Conservation Voltage Reduction Strategy for Autonomous Microgrid with Improved Voltage-CurrentDroop-Based Inverter Control Framework

Abstract

In a conventional AC distribution system, the conservation voltage reduction (CVR) strategy is widely employed to lower down the voltage of specific load to lower the power consumption. The wide applicability of demand side management (DSM) using CVR in a stand-alone microgrid through VSI-based energy sources is a thrust area, that is, not examined yet and needs to be explored. The fast dynamics and flexible control are the characteristics of the voltage-current droop method which further increases the inertia of the voltage source inverter. For utilizing these advantages of this droop method, it is required to determine the accurate droop gain to properly coordinate the distribution of power among DGs. In this paper, the voltage-current droop method is utilized to carry out the function of DSM, and a modified droop computation method for voltage-current droop is formulated to determine the impedance from initial of the DG point to the downstream end for multifeeder network. As most of the droop control techniques emulate the conventional power grid such as Q-V droop control which reduces voltage with the increase of reactive power, the research prospect is very high in devising the new droop computation method for voltage-current droop for accurate control of power.
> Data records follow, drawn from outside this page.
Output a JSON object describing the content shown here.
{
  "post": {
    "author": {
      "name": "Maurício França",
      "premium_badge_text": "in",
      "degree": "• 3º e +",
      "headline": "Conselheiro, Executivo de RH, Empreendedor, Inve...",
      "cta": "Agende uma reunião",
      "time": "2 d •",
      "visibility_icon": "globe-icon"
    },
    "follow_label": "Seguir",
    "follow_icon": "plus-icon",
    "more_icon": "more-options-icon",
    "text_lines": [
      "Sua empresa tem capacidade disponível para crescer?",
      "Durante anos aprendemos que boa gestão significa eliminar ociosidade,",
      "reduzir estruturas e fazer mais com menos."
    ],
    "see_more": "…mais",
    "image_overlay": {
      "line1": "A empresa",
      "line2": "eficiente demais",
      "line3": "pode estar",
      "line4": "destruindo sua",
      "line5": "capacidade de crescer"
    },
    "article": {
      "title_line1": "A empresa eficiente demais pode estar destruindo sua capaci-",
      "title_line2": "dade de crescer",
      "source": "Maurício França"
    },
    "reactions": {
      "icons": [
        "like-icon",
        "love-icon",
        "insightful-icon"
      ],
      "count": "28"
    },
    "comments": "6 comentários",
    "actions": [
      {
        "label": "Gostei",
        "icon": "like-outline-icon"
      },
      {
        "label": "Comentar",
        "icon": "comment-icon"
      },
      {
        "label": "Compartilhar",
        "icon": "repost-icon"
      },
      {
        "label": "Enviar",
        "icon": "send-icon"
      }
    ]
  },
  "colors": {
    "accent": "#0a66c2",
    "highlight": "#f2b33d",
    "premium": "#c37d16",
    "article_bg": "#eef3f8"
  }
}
In addition to it, the work is extended to apply the benefits of voltage-current droop to execute DSM strategy in standalone MG. Moreover, the capability of the proposed estimation of droop parameter is implemented on a standalone 5-bus single-feeder multi-DGs network, and furthermore, the scheme is applied to IEEE-9 bus multifeeder multi-DGs network to show the applicability of the proposed scheme. The simulation results produced from MATLAB/Simulink are compared with the decentralized power-based droop method and conventional voltage-current droop technique to analyse the performance of the devised scheme.